The management of ARCI is primarily symptomatic, involving the use of topical emollients like glycerol, urea, propylene glycol, sodium chloride, vitamin E acetate, and petroleum jelly, typically formulated in creams.6 In cases of pronounced hyperkeratosis, additional keratolytic agents such as hydroxy acids (lactic and glycolic acids), salicylic acid, N-acetylcysteine, urea (> 5%), and propylene glycol can be introduced. Furthermore, keratinocyte differentiation modulators, including topical retinoids (tretinoin, adapalene, and tazarotene), calcipotriol, and dexpanthenol, may be incorporated into the treatment regimen.10
Presently, investigations are in progress regarding the development of biologic drugs for the treatment of ARCI. Studies involving mice with ABCA12 deficiency, revealing diminished desquamation linked to calpain deficiency, propose that the topical administration of recombinant calpain (Kallikrein-10) appears to reinstate corneodesmosome proteolytic degradation, thereby partially normalising the skin phenotype.16
CONCLUSION
Congenital ichthyosis encompasses a diverse spectrum of pathologies marked by genetic heterogeneity and variable expressivity. Variants in the ABCA12 gene are implicated in autosomal recessive congenital ichthyosis, including congenital ichthyosiform erythroderma, lamellar ichthyosis, and often fatal forms such as harlequin ichthyosis. Despite identifying a genetic variant typically associated with severe clinical phenotypes, the subdued presentation in these patients might be elucidated by their compound heterozygous status.

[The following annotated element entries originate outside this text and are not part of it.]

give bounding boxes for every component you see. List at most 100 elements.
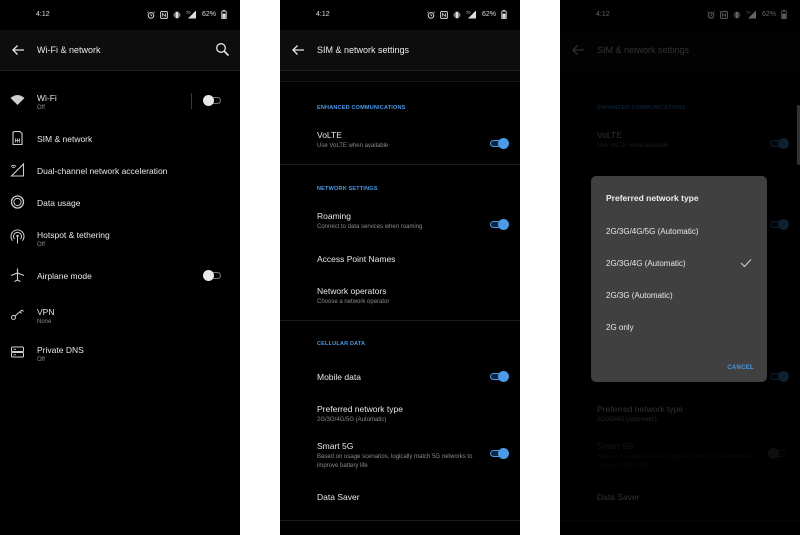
item-title: Roaming	[317, 211, 352, 221]
search-icon[interactable]	[215, 42, 230, 57]
signal-icon: 5G	[466, 10, 476, 19]
item-subtitle: Use VoLTE when available	[317, 143, 389, 149]
airplane-mode-toggle[interactable]	[203, 270, 223, 281]
section-header-enhanced: ENHANCED COMMUNICATIONS	[317, 105, 406, 111]
preferred-network-dialog-screen: 4:12 5G 62% SIM & network settings ENHAN…	[560, 0, 800, 535]
dual-channel-icon	[10, 162, 25, 177]
private-dns-icon	[11, 346, 24, 358]
item-title: Private DNS	[37, 345, 84, 355]
setting-data-saver[interactable]: Data Saver	[280, 482, 520, 512]
divider	[191, 93, 192, 109]
roaming-toggle[interactable]	[488, 219, 509, 230]
nfc-icon	[160, 10, 168, 19]
list-item-dual-channel[interactable]: Dual-channel network acceleration	[0, 154, 240, 186]
battery-percent: 62%	[481, 11, 496, 18]
cancel-button[interactable]: CANCEL	[727, 365, 754, 371]
divider	[280, 520, 520, 521]
item-title: SIM & network	[37, 134, 93, 144]
item-subtitle: Based on usage scenarios, logically matc…	[317, 454, 473, 469]
item-title: Dual-channel network acceleration	[37, 166, 168, 176]
item-title: Data usage	[37, 198, 81, 208]
list-item-airplane-mode[interactable]: Airplane mode	[0, 259, 240, 291]
vibrate-icon	[173, 11, 181, 18]
sim-network-settings-screen: 4:12 5G 62% SIM & network settings ENHAN…	[280, 0, 520, 535]
airplane-icon	[10, 268, 25, 282]
status-bar: 4:12 5G 62%	[0, 0, 240, 30]
setting-roaming[interactable]: Roaming Connect to data services when ro…	[280, 205, 520, 241]
app-bar: Wi-Fi & network	[0, 30, 240, 71]
divider	[280, 164, 520, 165]
setting-access-point-names[interactable]: Access Point Names	[280, 244, 520, 274]
item-subtitle: Off	[37, 105, 45, 111]
item-title: Hotspot & tethering	[37, 230, 110, 240]
list-item-hotspot[interactable]: Hotspot & tethering Off	[0, 221, 240, 253]
app-bar: SIM & network settings	[280, 30, 520, 71]
list-item-data-usage[interactable]: Data usage	[0, 186, 240, 218]
smart-5g-toggle[interactable]	[488, 448, 509, 459]
vibrate-icon	[453, 11, 461, 18]
item-title: Network operators	[317, 286, 387, 296]
setting-network-operators[interactable]: Network operators Choose a network opera…	[280, 280, 520, 316]
wifi-icon	[10, 95, 25, 105]
item-subtitle: 2G/3G/4G/5G (Automatic)	[317, 417, 387, 423]
page-title: Wi-Fi & network	[37, 45, 101, 55]
volte-toggle[interactable]	[488, 138, 509, 149]
wifi-toggle[interactable]	[203, 95, 223, 106]
hotspot-icon	[10, 229, 25, 244]
battery-icon	[501, 10, 507, 19]
vpn-key-icon	[11, 309, 24, 320]
nfc-icon	[440, 10, 448, 19]
dialog-title: Preferred network type	[606, 193, 699, 203]
option-label: 2G/3G/4G/5G (Automatic)	[606, 227, 699, 236]
status-time: 4:12	[316, 11, 330, 18]
option-2g-3g-4g-5g[interactable]: 2G/3G/4G/5G (Automatic)	[591, 216, 767, 248]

Presently, the management of ichthyoses remains symptomatic, with the prospect of emerging therapeutics poised to enhance the quality of life for affected individuals. The manifold clinical manifestations and intricate genetic underpinnings underscore the necessity for ongoing research in ichthyosis, aiming to unravel molecular complexities and formulate targeted therapeutic interventions.